SKAT getting tougher on foreign student debt absconders

For some time now the Danish exchequer has been losing money due to foreign students leaving the country without paying back their grants

New figures from the Gældsstyrelsen debt authority, a subsidiary of the tax system SKAT, reveal that students who have studied in Denmark have absconded without repaying 389 million kroner received in SU student loans.

Some 234 million kroner is owed by students from other EU countries and, due to a loophole in EU regulations, the Danish authorities have been unable to get the money back once the students have left Denmark.

Over the hills and far away
However, by far the largest amount – 389 million kroner – is owed by people from countries outside the EU, and that is even more difficult to claw back.

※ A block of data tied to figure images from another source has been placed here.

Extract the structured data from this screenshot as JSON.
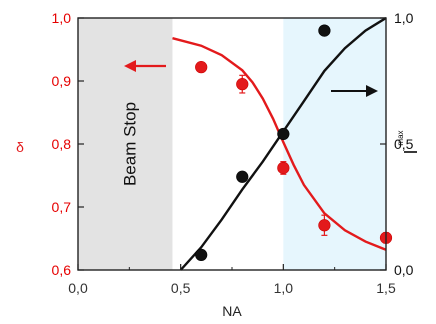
{
  "chart_data": {
    "type": "scatter",
    "xlabel": "NA",
    "ylabel_left": "δ",
    "ylabel_right_main": "I",
    "ylabel_right_sub": "max",
    "xlim": [
      0.0,
      1.5
    ],
    "ylim_left": [
      0.6,
      1.0
    ],
    "ylim_right": [
      0.0,
      1.0
    ],
    "x_ticks": [
      "0,0",
      "0,5",
      "1,0",
      "1,5"
    ],
    "left_ticks": [
      "0,6",
      "0,7",
      "0,8",
      "0,9",
      "1,0"
    ],
    "right_ticks": [
      "0,0",
      "0,5",
      "1,0"
    ],
    "grid": false,
    "regions": [
      {
        "label": "Beam Stop",
        "x_start": 0.0,
        "x_end": 0.46,
        "color": "#e3e3e3"
      },
      {
        "label": "",
        "x_start": 1.0,
        "x_end": 1.5,
        "color": "#e6f6fd"
      }
    ],
    "series": [
      {
        "axis": "left",
        "color": "#e31a1c",
        "x": [
          0.6,
          0.8,
          1.0,
          1.2,
          1.5
        ],
        "values": [
          0.922,
          0.895,
          0.762,
          0.671,
          0.651
        ],
        "errors": [
          0.006,
          0.014,
          0.01,
          0.016,
          0.008
        ],
        "fit": {
          "x": [
            0.46,
            0.6,
            0.7,
            0.8,
            0.85,
            0.9,
            0.95,
            1.0,
            1.05,
            1.1,
            1.2,
            1.3,
            1.4,
            1.5
          ],
          "values": [
            0.968,
            0.956,
            0.941,
            0.917,
            0.898,
            0.872,
            0.84,
            0.803,
            0.767,
            0.735,
            0.69,
            0.663,
            0.645,
            0.632
          ]
        }
      },
      {
        "axis": "right",
        "color": "#111111",
        "x": [
          0.6,
          0.8,
          1.0,
          1.2
        ],
        "values": [
          0.06,
          0.37,
          0.54,
          0.95
        ],
        "fit": {
          "x": [
            0.5,
            0.6,
            0.7,
            0.8,
            0.9,
            1.0,
            1.1,
            1.2,
            1.3,
            1.4,
            1.5
          ],
          "values": [
            0.0,
            0.09,
            0.2,
            0.32,
            0.43,
            0.55,
            0.67,
            0.79,
            0.88,
            0.95,
            1.0
          ]
        }
      }
    ],
    "arrows": [
      {
        "direction": "left",
        "color": "#e31a1c",
        "points_to": "left-axis"
      },
      {
        "direction": "right",
        "color": "#111111",
        "points_to": "right-axis"
      }
    ]
  }
}
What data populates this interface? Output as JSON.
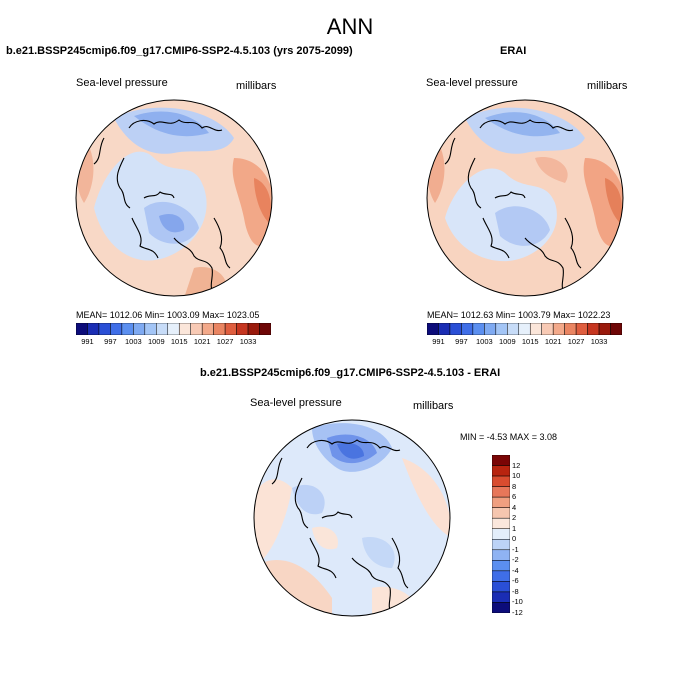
{
  "title": "ANN",
  "panels": [
    {
      "title": "b.e21.BSSP245cmip6.f09_g17.CMIP6-SSP2-4.5.103 (yrs 2075-2099)",
      "variable": "Sea-level pressure",
      "units": "millibars",
      "stats": "MEAN= 1012.06  Min= 1003.09  Max= 1023.05"
    },
    {
      "title": "ERAI",
      "variable": "Sea-level pressure",
      "units": "millibars",
      "stats": "MEAN= 1012.63  Min= 1003.79  Max= 1022.23"
    },
    {
      "title": "b.e21.BSSP245cmip6.f09_g17.CMIP6-SSP2-4.5.103 - ERAI",
      "variable": "Sea-level pressure",
      "units": "millibars",
      "stats": "MIN = -4.53 MAX =   3.08"
    }
  ],
  "colorbar_abs": {
    "colors": [
      "#0c0c7a",
      "#1a2db4",
      "#2a4fd6",
      "#3f6ee8",
      "#5b8ff0",
      "#7faaf2",
      "#a3c5f6",
      "#c7dcf8",
      "#e6f0fb",
      "#fbe6da",
      "#f8cab5",
      "#f3a98a",
      "#ea8562",
      "#df5e3f",
      "#c63620",
      "#9a1a0c",
      "#6e0606"
    ],
    "labels": [
      "991",
      "997",
      "1003",
      "1009",
      "1015",
      "1021",
      "1027",
      "1033"
    ]
  },
  "colorbar_diff": {
    "colors": [
      "#0c0c7a",
      "#1a2db4",
      "#2a4fd6",
      "#3f6ee8",
      "#5b8ff0",
      "#8fb3f3",
      "#bcd3f7",
      "#e3eefb",
      "#fbe7dc",
      "#f6c6af",
      "#f09f80",
      "#e7775a",
      "#d94c2f",
      "#b8240f",
      "#7a0505"
    ],
    "labels": [
      "12",
      "10",
      "8",
      "6",
      "4",
      "2",
      "1",
      "0",
      "-1",
      "-2",
      "-4",
      "-6",
      "-8",
      "-10",
      "-12"
    ]
  }
}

READ ALSO: Denmark unable to claim millions in foreign student debt

“Just finding an address for an SU recipient who has gone abroad can be difficult in itself. A lot of the time, they don’t have the means to pay once they’ve finished their studies,” Gældsstyrelsen’s deputy head, Ulrik Pedersen, told DR Nyheder.

“That means it could be two, three or four years before they can pay, and in that time they may have changed address two, three or four times.”

Thinking outside the box
As a consequence, Gældsstyrelsen has now decided to hire a debt-collecting agency to assist them with collections outside the EU.

In this category, citizens of Somalia, Iraq and Iran have managed to accrue debts of 50 million kroner alone.

The authority is also having to think more creatively when it comes to getting money back from EU citizens. Gældsstyrelsen intends to go to court more often because with a judgment in hand, it is easier to make use of more general EU rules.